Error: Failed to decode state: invalid character 'x' looking for beginning of value

Now you're trying to restore from backups (you have backups, right?), manually editing JSON to fix corruption, or using terraform import to rebuild state from scratch. For every. Single. Resource.

# The tedious recovery process
$ terraform import azurerm_linux_virtual_machine.web /subscriptions/00000000-0000-0000-0000-000000000000/resourceGroups/mygroup/providers/Microsoft.Compute/virtualMachines/web-vm
$ terraform import azurerm_network_security_group.web /subscriptions/00000000-0000-0000-0000-000000000000/resourceGroups/mygroup/providers/Microsoft.Network/networkSecurityGroups/web-nsg
# ... repeat 500 more times

The "someone deleted production" disaster

The ultimate nightmare: someone runs terraform destroy on production state by accident. Or they delete the Azure Storage Account container holding state. Or they push broken state that marks everything for deletion.

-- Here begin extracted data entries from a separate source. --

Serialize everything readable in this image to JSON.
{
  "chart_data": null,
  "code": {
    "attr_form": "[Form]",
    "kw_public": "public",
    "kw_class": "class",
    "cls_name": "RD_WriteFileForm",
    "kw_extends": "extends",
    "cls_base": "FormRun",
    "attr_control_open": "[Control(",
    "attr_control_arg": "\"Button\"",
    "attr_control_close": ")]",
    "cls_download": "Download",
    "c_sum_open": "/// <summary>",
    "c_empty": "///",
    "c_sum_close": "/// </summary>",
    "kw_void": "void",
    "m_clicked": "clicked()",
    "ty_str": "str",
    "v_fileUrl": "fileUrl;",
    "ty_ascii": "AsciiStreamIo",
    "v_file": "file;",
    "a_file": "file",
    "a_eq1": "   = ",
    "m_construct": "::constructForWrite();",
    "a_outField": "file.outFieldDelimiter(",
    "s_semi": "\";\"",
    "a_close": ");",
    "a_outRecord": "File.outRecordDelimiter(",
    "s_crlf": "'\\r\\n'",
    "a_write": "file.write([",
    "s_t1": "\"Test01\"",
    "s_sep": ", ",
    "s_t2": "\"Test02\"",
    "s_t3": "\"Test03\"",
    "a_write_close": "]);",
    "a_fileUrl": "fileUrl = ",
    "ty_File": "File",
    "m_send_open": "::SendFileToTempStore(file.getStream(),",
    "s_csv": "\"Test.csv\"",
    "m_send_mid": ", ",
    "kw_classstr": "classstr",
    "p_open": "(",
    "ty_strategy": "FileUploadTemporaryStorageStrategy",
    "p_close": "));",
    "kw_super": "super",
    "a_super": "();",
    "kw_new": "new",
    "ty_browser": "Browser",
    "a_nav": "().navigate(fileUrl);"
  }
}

# This should require two-factor authentication and a blood oath
$ terraform destroy
# ...
Destroy complete! Resources: 437 destroyed.

# Congratulations, you've just deleted production

Without backups and versioning enabled on your state backend, recovery is somewhere between "extremely difficult" and "update your resume."

BEST PRACTICES: MAKING PEACE WITH STATE

Alright, enough doom and gloom. Here's how to avoid these disasters.

Always use remote backends

Never, ever keep state files local. Use Azure Storage, Terraform Cloud, or another remote backend with versioning and encryption.

terraform {
  backend "azurerm" {
    resource_group_name  = "terraform-state-rg"
    storage_account_name = "companytfstate"
    container_name       = "tfstate"
    key                  = "prod.terraform.tfstate"

    # State locking is built-in with blob leases
    # No separate lock table needed like DynamoDB
  }
}

Make sure your Azure Storage Account has:

Versioning enabled (recover from accidental deletes/corruption)
Encryption at rest (enabled by default with Microsoft-managed keys or use CMK)
Strict RBAC policies (principle of least privilege)
Soft delete enabled (provides undelete capability)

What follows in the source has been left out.